Outlining corporate results, Pouyanne highlighted the ban as an additional factor impacting diesel markets on top of refiners’ increasing reliance on light shale oil and natural gas liquids, a tendency already underway and a reflection of the existing EU ban on Russia’s medium, sour Urals crude.
“There is a diesel driver in the market,” Pouyanne said, noting rising refining margins, which had exceeded $50/mt at the start of the third quarter, according to the company. “Stronger diesel prices become a persistent feature on the global market. It’s linked in particular to all that’s happening around Russian flows,” he said.
The EU’s latest ban on Russian-derived products “is impacting again — increasing the scarcity of sources of diesel for Europe,” said Pouyanne, whose company is Europe’s largest refiner. “People have underestimated this news from the EU.”
“Europe fundamentally has a deficit of diesel so we are obliged to import — diesel is coming now from the Middle East or from US refineries further away [compared with Russia], so it has increased the cost of all that,” he said.
He highlighted an increasing industry reliance on lighter crudes such as US shale oil, saying “the mix of crude oil in the basket is lighter and lighter because of shale oil.
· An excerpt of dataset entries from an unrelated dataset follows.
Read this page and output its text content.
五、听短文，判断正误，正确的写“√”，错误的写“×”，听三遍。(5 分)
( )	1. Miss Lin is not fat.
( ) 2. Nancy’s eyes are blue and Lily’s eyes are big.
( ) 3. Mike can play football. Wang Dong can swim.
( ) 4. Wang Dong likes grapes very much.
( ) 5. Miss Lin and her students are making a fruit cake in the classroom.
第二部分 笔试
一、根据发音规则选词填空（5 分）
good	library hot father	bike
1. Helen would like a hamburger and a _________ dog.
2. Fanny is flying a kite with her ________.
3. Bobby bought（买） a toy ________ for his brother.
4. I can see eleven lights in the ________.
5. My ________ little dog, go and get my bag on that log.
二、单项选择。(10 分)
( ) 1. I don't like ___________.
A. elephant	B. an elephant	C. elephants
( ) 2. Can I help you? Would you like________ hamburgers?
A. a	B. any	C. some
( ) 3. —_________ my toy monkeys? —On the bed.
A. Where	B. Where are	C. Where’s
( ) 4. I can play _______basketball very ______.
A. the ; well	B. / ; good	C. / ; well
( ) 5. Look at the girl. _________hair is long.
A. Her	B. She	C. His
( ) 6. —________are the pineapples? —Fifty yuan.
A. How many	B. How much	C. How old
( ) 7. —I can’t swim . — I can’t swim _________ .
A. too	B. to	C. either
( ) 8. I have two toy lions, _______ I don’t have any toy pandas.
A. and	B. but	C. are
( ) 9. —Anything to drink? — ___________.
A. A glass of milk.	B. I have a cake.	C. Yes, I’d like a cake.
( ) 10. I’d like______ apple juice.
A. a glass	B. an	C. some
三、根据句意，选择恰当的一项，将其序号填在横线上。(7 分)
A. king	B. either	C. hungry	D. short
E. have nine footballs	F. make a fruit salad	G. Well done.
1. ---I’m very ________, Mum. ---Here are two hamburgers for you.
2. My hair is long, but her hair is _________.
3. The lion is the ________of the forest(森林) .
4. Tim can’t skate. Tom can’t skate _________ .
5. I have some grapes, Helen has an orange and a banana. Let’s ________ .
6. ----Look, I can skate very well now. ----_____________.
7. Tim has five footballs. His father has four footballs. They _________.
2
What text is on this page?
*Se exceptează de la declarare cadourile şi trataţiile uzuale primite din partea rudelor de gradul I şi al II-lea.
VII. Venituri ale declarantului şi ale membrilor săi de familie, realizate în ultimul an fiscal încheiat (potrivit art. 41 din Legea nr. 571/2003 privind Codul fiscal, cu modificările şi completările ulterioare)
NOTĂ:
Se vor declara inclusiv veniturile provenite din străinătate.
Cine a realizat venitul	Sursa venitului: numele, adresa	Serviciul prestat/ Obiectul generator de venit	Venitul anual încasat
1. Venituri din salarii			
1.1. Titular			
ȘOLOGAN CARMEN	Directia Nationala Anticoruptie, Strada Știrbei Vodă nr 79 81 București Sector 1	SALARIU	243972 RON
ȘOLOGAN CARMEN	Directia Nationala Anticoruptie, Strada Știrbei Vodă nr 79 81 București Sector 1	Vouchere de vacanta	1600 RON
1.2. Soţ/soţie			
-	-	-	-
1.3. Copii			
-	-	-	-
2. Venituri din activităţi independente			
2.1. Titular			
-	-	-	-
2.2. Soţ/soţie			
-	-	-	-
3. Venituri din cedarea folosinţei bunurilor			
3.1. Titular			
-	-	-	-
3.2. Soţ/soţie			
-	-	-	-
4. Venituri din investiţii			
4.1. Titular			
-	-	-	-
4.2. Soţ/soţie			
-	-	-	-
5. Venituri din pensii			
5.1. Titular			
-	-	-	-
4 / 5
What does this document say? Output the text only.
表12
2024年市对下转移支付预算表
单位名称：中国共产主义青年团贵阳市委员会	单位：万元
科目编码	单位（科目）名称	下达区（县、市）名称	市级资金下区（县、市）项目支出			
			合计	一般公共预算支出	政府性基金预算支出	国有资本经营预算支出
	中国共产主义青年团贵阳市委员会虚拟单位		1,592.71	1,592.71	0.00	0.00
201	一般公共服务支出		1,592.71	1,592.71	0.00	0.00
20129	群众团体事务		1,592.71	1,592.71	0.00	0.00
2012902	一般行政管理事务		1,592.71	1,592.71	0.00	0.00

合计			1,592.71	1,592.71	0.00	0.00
That means it’s more difficult, more costly to produce diesel, and you have also more natural gas liquids — NGLs plus light oil is not good for making diesel — that is pushing prices up. It is more difficult, more costly to produce diesel.”
Beside the traditional summer demand uptick, “there’s something for me more structural there,” he added.
Wide-ranging ban
The EU ban is due to take effect after a six-month interval, with some details still awaited. ICE low sulfur gasoil futures — the European distillates benchmark — jumped following the announcement July 18, with the August-September time spread widening to $27.75/mt from $17.25/mt and the outright price rising by about $42.50/mt by 1200 GMT.
The EU regulation accompanying the announcement appears broad in scope. It includes an exemption for oil products from countries that are net exporters of crude, but with a proviso that products will be barred if “a competent authority has reasonable grounds to believe that they have been obtained from Russian crude oil.”
Other countries sanctioning Russia have yet to follow the EU’s lead on the ban of oil products derived from Russian crude.